Mr. Romney said that as President, he would organize foreign policy around “bedrock principles: America must have confidence in our cause, clarity in our purpose, and resolve in our might.”
“No friend of America will question our commitment to support them; no enemy that attacks America will question our resolve to defeat them; and no one anywhere, friend or foe, will doubt America’s capability to back up our words,” he said.
In practical terms, he said, this would mean “put[ting] the leaders of Iran on notice that the US and our friends and allies will prevent them from acquiring nuclear weapons capability.” He said he would use American influence on Egyptian leaders—“including clear conditions on our aid”—to ensure that the Egyptian government “represents all Egyptians, builds democratic institutions, and maintains its peace agreement with Israel.”
And, he said, he would “reaffirm our historic ties to Israel and our abiding commitment to its security.”
“The world must never see any daylight between our two nations,” he said.
“Reckless and Amateurish”
Mr. Obama’s campaign countered Mr. Romney’s speech with an ad which called the Republican candidate’s trip to England, Israel, and Poland last July “reckless” and “amateurish.” It also complained about his “knee-jerk response” to violent Islamist demonstrations, including terror attacks, in the Middle East.

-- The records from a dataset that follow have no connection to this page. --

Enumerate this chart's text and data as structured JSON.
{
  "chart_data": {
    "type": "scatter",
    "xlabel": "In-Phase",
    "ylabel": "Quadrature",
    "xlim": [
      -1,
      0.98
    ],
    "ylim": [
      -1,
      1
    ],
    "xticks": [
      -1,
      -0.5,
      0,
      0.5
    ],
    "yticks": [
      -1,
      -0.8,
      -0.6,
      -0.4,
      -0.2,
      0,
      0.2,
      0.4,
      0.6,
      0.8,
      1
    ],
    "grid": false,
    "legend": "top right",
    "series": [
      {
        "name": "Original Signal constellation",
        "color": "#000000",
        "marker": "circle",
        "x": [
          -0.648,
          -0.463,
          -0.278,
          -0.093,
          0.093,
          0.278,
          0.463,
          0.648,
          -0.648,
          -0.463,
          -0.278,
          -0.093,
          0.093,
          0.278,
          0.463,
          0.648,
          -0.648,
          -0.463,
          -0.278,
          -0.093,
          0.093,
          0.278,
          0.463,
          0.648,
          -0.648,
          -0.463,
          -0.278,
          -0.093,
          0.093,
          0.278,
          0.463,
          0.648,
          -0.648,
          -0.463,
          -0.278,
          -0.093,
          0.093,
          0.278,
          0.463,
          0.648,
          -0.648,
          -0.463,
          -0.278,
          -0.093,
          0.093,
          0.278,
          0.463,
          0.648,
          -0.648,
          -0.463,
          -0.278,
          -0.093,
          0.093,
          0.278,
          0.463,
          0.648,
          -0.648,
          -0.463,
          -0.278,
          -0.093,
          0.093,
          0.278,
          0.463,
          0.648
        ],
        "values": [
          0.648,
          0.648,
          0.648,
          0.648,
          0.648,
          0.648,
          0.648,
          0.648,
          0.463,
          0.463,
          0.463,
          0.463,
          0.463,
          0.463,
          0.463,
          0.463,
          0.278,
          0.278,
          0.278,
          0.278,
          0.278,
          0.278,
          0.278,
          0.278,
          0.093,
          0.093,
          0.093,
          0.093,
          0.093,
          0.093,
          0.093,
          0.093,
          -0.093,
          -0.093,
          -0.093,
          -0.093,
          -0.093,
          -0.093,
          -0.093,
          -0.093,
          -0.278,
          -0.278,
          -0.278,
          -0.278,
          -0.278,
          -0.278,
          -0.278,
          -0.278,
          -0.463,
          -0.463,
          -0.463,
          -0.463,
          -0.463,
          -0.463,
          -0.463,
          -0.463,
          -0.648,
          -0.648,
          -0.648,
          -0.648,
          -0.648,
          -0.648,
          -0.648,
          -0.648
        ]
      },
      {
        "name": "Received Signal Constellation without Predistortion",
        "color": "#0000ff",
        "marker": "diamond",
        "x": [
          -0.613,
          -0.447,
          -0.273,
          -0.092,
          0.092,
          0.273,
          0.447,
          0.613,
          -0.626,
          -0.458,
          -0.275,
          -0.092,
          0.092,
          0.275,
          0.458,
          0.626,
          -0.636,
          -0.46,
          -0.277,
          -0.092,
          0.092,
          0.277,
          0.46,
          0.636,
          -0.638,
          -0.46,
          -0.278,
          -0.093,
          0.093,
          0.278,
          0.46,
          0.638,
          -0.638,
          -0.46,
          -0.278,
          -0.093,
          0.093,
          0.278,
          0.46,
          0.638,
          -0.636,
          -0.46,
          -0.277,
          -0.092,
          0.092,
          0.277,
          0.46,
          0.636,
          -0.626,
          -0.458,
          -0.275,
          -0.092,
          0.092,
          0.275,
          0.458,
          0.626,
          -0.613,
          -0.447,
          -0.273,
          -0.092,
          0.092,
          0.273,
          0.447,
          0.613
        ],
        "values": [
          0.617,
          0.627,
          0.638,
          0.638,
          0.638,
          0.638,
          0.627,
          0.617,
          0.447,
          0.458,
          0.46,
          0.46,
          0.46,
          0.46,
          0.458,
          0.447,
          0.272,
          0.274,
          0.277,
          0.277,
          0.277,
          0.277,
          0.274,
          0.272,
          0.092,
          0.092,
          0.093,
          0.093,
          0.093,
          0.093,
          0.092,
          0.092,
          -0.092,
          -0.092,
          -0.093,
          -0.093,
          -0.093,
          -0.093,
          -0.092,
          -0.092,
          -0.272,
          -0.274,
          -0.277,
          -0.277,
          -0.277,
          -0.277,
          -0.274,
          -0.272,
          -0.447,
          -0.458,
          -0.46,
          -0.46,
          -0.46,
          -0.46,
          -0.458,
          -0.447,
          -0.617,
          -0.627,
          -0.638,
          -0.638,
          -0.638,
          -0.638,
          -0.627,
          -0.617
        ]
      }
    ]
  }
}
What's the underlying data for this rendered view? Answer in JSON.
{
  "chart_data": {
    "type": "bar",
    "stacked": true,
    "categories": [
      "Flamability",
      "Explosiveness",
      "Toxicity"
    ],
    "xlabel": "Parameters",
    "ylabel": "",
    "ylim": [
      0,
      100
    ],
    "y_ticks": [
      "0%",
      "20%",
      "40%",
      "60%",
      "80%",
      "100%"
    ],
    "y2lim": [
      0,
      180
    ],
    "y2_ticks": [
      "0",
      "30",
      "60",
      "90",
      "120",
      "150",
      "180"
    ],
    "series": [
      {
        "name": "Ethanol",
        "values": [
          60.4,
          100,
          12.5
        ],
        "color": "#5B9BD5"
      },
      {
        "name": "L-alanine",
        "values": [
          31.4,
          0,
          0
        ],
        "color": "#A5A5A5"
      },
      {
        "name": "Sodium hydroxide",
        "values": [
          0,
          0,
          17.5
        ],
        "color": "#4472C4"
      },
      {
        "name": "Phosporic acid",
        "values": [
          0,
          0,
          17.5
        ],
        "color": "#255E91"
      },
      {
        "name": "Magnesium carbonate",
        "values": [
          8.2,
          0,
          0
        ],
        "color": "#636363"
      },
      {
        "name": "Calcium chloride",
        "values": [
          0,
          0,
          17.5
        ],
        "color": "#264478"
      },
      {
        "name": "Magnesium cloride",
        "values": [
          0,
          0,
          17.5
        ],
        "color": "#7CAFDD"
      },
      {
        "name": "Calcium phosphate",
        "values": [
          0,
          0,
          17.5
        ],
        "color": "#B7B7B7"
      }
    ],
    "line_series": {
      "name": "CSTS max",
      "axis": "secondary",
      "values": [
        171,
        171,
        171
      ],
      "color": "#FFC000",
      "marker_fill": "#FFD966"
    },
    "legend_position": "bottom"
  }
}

The viewer in Englewood seemed surprised at the ad for Mr. Obama. “In Israel, Romney was greeted as if he already were the head of state, and in Warsaw, he was endorsed by Lech Walesa, the George Washington of modern, post-communist Poland. In London, the press said he had made a gaffe because he was critical of some of the questionable security measures surrounding the Olympics. If a Presidential candidate’s concern for security is a gaffe, then may he have many more,” he said.
An Albright “C”
In an Obama campaign-sponsored telephone press conference, former Secretary of State Madeline Albright, a Democrat who served in the administration of former President Bill Clinton, condemned Mr. Romney for saying he would put any conditions on aid to Egypt, including Cairo’s maintaining its peace agreement with Israel.
Aid to Egypt, she said, “is very much needed now in order to make sure that they are able to pursue what is good for us and for them in terms of getting people back on the right track and the job issues.”
“If you load conditions on aid, you can’t get anything done because you completely lose your leverage,” she said.
Referring to Mr. Romney’s foreign policy speech, Ms. Albright said she found him “very shallow.” “If one of my students turned it in, he’d get a C,” she said.
According to Mr. Podhoretz, statements such as Ms. Albright’s and the sudden exhibitions of love for Israel from Mr. Obama are evidence of the Democrats’ nervousness.
“Liberal Jews seem certain Obama will have the appeal to their co-religionists he had in 2008. But Obama himself doesn’t seem sure—and that may be the most meaningful indication of all,” said Mr. Podhoretz.